A história inacabada.

Todos os dias, uma folha branca terminava repleta de rabiscos inacessíveis a outras mãos que não fossem as minhas. Foram cento e quatorze folhas inundadas de sentimentos que eu não compreendia, cento e quatorze folhas de palavras que saíam sozinhas depois que eu lambia meus próprios lábios lutando contra esse impulso que vinha de dentro pra fora e de fora pra dentro. Era uma guerra diária. Eu lutava comigo mesma e sempre perdia. A minha parte vencedora, ria de mim enquanto estrangulava meu pescoço e me sussurrava as palavras que deviam ser despejadas no papel. Eu escrevia obediente e nem pensava em controlar minhas mãos que adquiriam vida própria.

Não havia começado com "Era uma vez..." e muito menos com qualquer outra tentativa de tornar a história brilhante. A voz que resmungava rouca no meu ouvido me insistia para por toda a realidade podre do mundo nas folhas e eu obedecia.

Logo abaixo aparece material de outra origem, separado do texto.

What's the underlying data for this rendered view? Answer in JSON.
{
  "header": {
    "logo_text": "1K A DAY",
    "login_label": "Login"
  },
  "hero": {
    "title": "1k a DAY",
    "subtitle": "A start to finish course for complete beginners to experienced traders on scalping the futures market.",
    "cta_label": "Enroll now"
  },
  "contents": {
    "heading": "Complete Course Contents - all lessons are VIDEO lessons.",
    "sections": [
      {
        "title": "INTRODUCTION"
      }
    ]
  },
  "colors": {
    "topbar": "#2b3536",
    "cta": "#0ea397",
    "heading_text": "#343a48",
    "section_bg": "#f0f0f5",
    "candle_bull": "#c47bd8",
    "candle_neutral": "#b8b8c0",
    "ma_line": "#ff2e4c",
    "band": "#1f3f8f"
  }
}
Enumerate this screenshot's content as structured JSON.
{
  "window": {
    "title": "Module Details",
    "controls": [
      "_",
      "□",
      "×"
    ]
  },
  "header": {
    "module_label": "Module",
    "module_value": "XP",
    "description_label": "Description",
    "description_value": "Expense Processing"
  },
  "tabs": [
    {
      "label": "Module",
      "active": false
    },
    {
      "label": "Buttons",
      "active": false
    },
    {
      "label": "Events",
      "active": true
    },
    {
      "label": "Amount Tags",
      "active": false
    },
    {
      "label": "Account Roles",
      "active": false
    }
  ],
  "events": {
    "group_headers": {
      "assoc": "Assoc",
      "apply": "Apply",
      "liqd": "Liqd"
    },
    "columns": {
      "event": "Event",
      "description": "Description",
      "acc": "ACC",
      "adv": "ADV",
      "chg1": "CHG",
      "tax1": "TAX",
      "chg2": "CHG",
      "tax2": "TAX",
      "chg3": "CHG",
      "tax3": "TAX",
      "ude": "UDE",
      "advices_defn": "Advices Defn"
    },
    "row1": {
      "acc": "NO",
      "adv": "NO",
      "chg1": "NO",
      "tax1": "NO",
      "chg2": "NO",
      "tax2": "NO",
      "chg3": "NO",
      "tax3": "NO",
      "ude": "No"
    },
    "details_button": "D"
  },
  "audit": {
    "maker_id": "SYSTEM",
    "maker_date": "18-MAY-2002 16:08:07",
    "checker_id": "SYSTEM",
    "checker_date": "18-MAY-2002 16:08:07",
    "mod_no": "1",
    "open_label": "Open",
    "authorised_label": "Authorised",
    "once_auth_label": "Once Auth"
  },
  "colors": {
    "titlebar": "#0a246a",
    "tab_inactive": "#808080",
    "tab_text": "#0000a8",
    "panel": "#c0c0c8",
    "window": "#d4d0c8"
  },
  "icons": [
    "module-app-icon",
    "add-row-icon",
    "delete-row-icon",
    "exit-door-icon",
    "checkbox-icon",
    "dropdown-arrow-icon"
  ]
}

Os amores ali expostos nada tinham de bonitos e eram regados por álcool em todas as quintas, queimados por cigarros em todos os dias e aquecidos por um café amargo demais. Quem lesse sentiria arrepios de agonia e não compreenderia palavra alguma. Nem eu compreendia. Eu só seguia o impulso. O impulso me pedia mais ardência nas paixões, mais brigas nos romances e eu obedecia. Chegava a dar dó das personagens.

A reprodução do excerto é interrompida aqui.